Estas puntualizaciones que atañen en particular a las nuevas religiones sirven para imaginar un horizonte en el que la multirreligiosidad se pueda construir desde una neutralidad (siempre gradual y necesariamente incompleta) en la que se consiga, sino erradicar, cuando menos mitigar el conflicto, único camino para resolver algunos problemas que resultan escollos serios en la convivencia global. Quizá el ejemplo más acuciante y el reto cuya solución será modelo de futuro lo ofrezca la ciudad de Jerusalén. Si se convierte en una ciudad multirreligiosa en la que la diversidad encuentre los cauces de un verdadero respeto, se puede estar dando un paso de gigante en la construcción de un mundo global más estable en el que los conflictos no hallen en la religión un condimento para su exacerbación.

En la revisión que acabamos de realizar de los conflictos religiosos han quedado sin tratar ámbitos que podríamos denominar internos y estructurales, en los que los presupuestos de la sociedad actual enfrentan los que defienden muchas de las religiones más numerosas e influyentes. Ciencia y religión es uno de ellos, y mujer y religión el otro. La discriminación, el androcentrismo, las trabas a ciertas investigaciones por parte de las autoridades religiosas, la contraperspectiva que ofrecen las religiones en lo relativo a los límites de la ciencia son temas apasionantes, retos clave en nuestro mundo actual.

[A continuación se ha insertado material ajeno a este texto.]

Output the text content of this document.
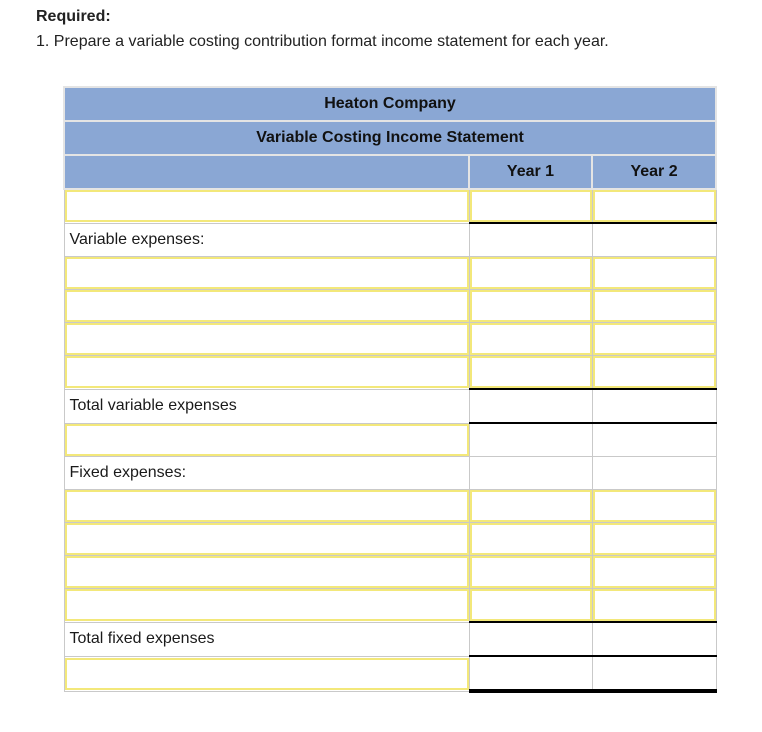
Required:
1. Prepare a variable costing contribution format income statement for each year.
Heaton Company		
Variable Costing Income Statement		
	Year 1	Year 2

Variable expenses:		

Total variable expenses		

Fixed expenses:		

Total fixed expenses		
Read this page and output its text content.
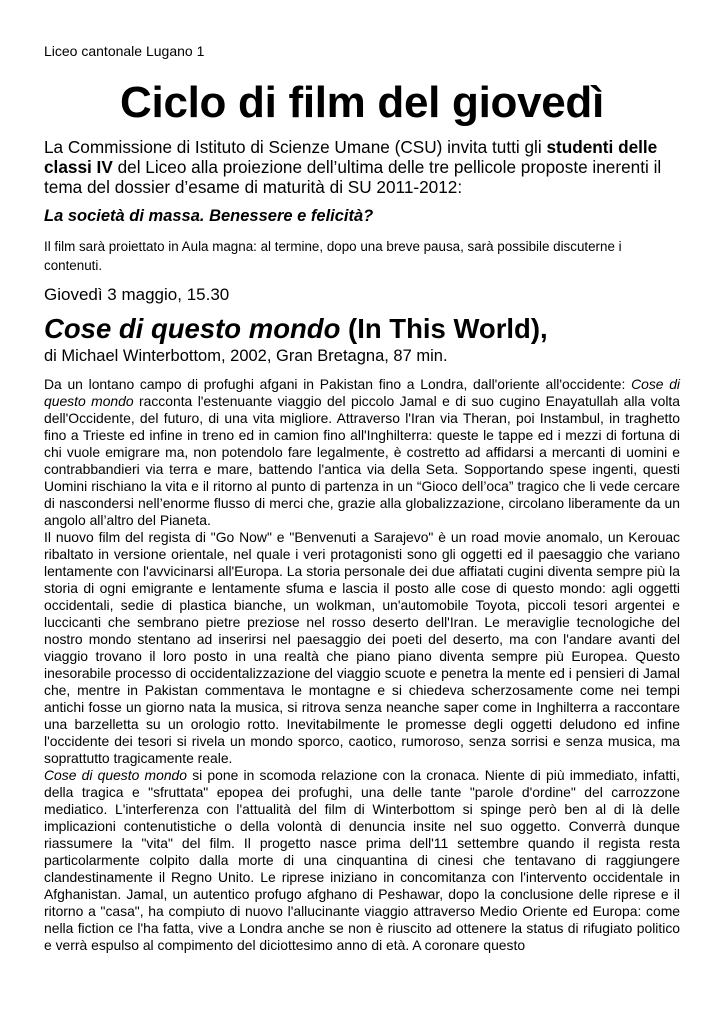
Liceo cantonale Lugano 1
Ciclo di film del giovedì
La Commissione di Istituto di Scienze Umane (CSU) invita tutti gli studenti delle classi IV del Liceo alla proiezione dell’ultima delle tre pellicole proposte inerenti il tema del dossier d’esame di maturità di SU 2011-2012:
La società di massa. Benessere e felicità?
Il film sarà proiettato in Aula magna: al termine, dopo una breve pausa, sarà possibile discuterne i contenuti.
Giovedì 3 maggio, 15.30
Cose di questo mondo (In This World),
di Michael Winterbottom, 2002, Gran Bretagna, 87 min.

Da un lontano campo di profughi afgani in Pakistan fino a Londra, dall'oriente all'occidente: Cose di questo mondo racconta l'estenuante viaggio del piccolo Jamal e di suo cugino Enayatullah alla volta dell'Occidente, del futuro, di una vita migliore. Attraverso l'Iran via Theran, poi Instambul, in traghetto fino a Trieste ed infine in treno ed in camion fino all'Inghilterra: queste le tappe ed i mezzi di fortuna di chi vuole emigrare ma, non potendolo fare legalmente, è costretto ad affidarsi a mercanti di uomini e contrabbandieri via terra e mare, battendo l'antica via della Seta. Sopportando spese ingenti, questi Uomini rischiano la vita e il ritorno al punto di partenza in un “Gioco dell’oca” tragico che li vede cercare di nascondersi nell’enorme flusso di merci che, grazie alla globalizzazione, circolano liberamente da un angolo all’altro del Pianeta.

Il nuovo film del regista di "Go Now" e "Benvenuti a Sarajevo" è un road movie anomalo, un Kerouac ribaltato in versione orientale, nel quale i veri protagonisti sono gli oggetti ed il paesaggio che variano lentamente con l'avvicinarsi all'Europa. La storia personale dei due affiatati cugini diventa sempre più la storia di ogni emigrante e lentamente sfuma e lascia il posto alle cose di questo mondo: agli oggetti occidentali, sedie di plastica bianche, un wolkman, un'automobile Toyota, piccoli tesori argentei e luccicanti che sembrano pietre preziose nel rosso deserto dell'Iran. Le meraviglie tecnologiche del nostro mondo stentano ad inserirsi nel paesaggio dei poeti del deserto, ma con l'andare avanti del viaggio trovano il loro posto in una realtà che piano piano diventa sempre più Europea. Questo inesorabile processo di occidentalizzazione del viaggio scuote e penetra la mente ed i pensieri di Jamal che, mentre in Pakistan commentava le montagne e si chiedeva scherzosamente come nei tempi antichi fosse un giorno nata la musica, si ritrova senza neanche saper come in Inghilterra a raccontare una barzelletta su un orologio rotto. Inevitabilmente le promesse degli oggetti deludono ed infine l'occidente dei tesori si rivela un mondo sporco, caotico, rumoroso, senza sorrisi e senza musica, ma soprattutto tragicamente reale.

Cose di questo mondo si pone in scomoda relazione con la cronaca. Niente di più immediato, infatti, della tragica e "sfruttata" epopea dei profughi, una delle tante "parole d'ordine" del carrozzone mediatico. L'interferenza con l'attualità del film di Winterbottom si spinge però ben al di là delle implicazioni contenutistiche o della volontà di denuncia insite nel suo oggetto. Converrà dunque riassumere la "vita" del film. Il progetto nasce prima dell'11 settembre quando il regista resta particolarmente colpito dalla morte di una cinquantina di cinesi che tentavano di raggiungere clandestinamente il Regno Unito. Le riprese iniziano in concomitanza con l'intervento occidentale in Afghanistan. Jamal, un autentico profugo afghano di Peshawar, dopo la conclusione delle riprese e il ritorno a "casa", ha compiuto di nuovo l'allucinante viaggio attraverso Medio Oriente ed Europa: come nella fiction ce l'ha fatta, vive a Londra anche se non è riuscito ad ottenere la status di rifugiato politico e verrà espulso al compimento del diciottesimo anno di età. A coronare questo
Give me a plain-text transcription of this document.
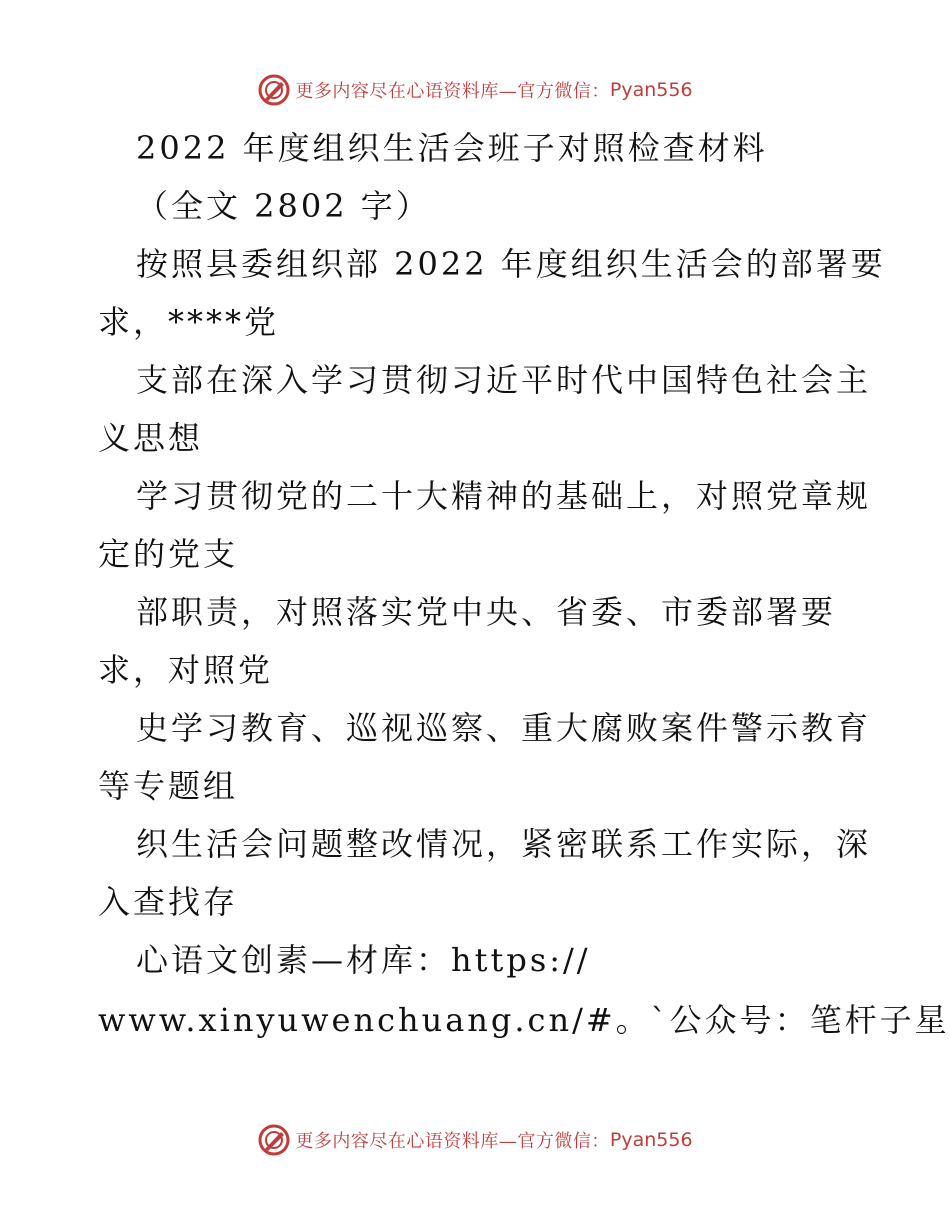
更多内容尽在心语资料库—官方微信： Pyan556
2022 年度组织生活会班子对照检查材料
（全文 2802 字）
按照县委组织部 2022 年度组织生活会的部署要
求，****党
支部在深入学习贯彻习近平时代中国特色社会主
义思想
学习贯彻党的二十大精神的基础上，对照党章规
定的党支
部职责，对照落实党中央、省委、市委部署要
求，对照党
史学习教育、巡视巡察、重大腐败案件警示教育
等专题组
织生活会问题整改情况，紧密联系工作实际，深
入查找存
心语文创素—材库：https://
www.xinyuwenchuang.cn/#。`公众号：笔杆子星
更多内容尽在心语资料库—官方微信： Pyan556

Pero quizá entrar en ellos nos llevaría a sobrecargar esta intervención ya demasiado larga, además en la publicación de esta lección quedan expuestos de modo sintético.

Por tanto y ya para concluir, les propongo una reflexión última: el reto principal de futuro de cada religión en el mundo global quizá consista en saber aceptar que ciertas certezas, algunas milenarias, han de redimensionarse en su poder de impacto sobre los que no pertenecen a esa religión y han de adaptarse a un mundo de diversidades individuales y de globalidades que no puede permitirse que religión e irreligión minen una convivencia que ha de construirse necesariamente al margen del conflicto.
Las religiones, desde un horizonte de largos plazos, desde el peso de los miles de millones de fieles que con ellas sintonizan, pueden, además, ayudar a dibujar una contraperspectiva frente a la plutocracia imperante brindando argumentos para mantener viva una reflexión común sobre los objetivos últimos de la sociedad global y la necesidad de superar los conflictos sociales que nacen de las desigualdades y los individuales que surgen del descontento ante la intrascendencia de la falta de horizontes éticos y de perspectivas más allá del anzuelo amargo y rutinario del acumular.